Objective: To assess the degree of agreement between propensity score studies and randomized clinical trials in critical care research.
Data sources: Propensity score studies published in highly cited critical care or general medicine journals or included in a previous systematic review; corresponding randomized clinical trials included in Cochrane Systematic Reviews or published in PubMed.
Study selection: We identified propensity score studies of the effects of therapeutic interventions on short- or long-term mortality. We systematically matched propensity score studies to randomized clinical trials based on patient selection criteria, interventions, and outcomes.
Data extraction: We appraised the methods of included studies and extracted treatment effect estimates to compare the results of propensity score studies and randomized clinical trials. When multiple studies were identified for the same topic, we performed meta-analyses to obtain summary treatment effect estimates.
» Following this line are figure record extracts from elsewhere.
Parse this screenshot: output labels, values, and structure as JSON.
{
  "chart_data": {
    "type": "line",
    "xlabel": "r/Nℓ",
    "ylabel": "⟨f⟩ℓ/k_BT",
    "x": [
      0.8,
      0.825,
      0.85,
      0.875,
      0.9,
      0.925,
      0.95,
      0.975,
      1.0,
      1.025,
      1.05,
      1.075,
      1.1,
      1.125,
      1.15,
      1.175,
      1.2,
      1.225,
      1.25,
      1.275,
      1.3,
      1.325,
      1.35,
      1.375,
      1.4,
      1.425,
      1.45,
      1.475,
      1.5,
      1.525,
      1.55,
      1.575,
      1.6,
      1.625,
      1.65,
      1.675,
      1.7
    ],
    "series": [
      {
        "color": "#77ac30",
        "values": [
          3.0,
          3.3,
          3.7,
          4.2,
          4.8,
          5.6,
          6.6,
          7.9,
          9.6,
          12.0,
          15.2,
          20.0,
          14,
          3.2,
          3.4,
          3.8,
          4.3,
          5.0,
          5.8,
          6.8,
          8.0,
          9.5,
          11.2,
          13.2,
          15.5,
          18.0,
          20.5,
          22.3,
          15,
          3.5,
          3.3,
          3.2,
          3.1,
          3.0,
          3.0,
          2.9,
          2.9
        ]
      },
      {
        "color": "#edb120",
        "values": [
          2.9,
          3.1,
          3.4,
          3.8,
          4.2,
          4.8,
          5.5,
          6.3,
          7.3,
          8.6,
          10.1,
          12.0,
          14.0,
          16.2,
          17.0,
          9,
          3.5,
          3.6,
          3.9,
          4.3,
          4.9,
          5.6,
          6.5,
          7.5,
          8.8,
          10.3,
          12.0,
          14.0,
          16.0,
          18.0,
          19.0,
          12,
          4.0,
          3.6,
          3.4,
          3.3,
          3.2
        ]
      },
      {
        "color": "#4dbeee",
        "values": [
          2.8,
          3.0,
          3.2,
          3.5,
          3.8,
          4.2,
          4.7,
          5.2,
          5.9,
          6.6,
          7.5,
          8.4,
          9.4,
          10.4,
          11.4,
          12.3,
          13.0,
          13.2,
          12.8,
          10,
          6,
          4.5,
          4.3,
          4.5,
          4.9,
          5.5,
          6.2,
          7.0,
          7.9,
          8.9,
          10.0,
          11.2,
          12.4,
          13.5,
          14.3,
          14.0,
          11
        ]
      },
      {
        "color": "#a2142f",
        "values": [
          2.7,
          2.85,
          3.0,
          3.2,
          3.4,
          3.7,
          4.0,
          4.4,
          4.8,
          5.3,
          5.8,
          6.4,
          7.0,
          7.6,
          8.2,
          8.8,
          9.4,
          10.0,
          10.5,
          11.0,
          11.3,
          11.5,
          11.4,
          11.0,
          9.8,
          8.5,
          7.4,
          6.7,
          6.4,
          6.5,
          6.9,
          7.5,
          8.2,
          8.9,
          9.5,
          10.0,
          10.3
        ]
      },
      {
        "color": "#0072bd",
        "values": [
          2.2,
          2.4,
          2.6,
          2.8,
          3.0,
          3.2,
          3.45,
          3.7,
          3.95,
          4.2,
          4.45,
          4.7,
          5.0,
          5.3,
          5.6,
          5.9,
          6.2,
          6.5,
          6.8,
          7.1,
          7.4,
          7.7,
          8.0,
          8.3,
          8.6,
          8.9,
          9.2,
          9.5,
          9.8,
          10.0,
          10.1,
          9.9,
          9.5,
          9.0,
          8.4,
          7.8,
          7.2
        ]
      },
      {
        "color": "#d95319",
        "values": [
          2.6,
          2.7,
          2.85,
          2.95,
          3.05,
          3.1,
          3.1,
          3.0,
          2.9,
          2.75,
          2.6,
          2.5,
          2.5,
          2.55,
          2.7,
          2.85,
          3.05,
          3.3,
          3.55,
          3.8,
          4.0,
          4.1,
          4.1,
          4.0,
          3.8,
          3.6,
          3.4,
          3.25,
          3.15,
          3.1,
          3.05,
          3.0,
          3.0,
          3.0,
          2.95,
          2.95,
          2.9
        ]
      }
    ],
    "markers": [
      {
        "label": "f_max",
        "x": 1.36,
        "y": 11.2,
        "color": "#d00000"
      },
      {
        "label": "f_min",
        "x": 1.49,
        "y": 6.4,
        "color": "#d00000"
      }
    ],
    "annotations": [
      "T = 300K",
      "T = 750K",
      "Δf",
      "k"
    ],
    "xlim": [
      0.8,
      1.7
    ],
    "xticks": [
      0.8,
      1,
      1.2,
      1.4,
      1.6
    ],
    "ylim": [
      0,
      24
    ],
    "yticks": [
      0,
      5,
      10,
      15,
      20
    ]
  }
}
Data synthesis: We matched 21 propensity score studies with 58 randomized clinical trials in 18 distinct comparisons (median, one propensity score study and two randomized clinical trials per comparison), for short- and long-term mortality. We found one statistically significant difference between designs (hyperoncotic albumin vs crystalloid fluids) among these 18 comparisons. Propensity score studies did not produce systematically higher (or lower) treatment effect estimates compared with randomized clinical trials, but estimates from the two designs differed by more than 30% in one third of the comparisons examined. Observational studies in critical care met widely accepted methodological standards for propensity score analyses.
Conclusions: Across diverse critical care topics, propensity score studies published in high-impact journals produced results that were generally consistent with the findings of randomized clinical trials. However, caution is needed when interpreting propensity score studies because occasionally their results contradict those of randomized clinical trials and there is no reliable way to predict disagreements.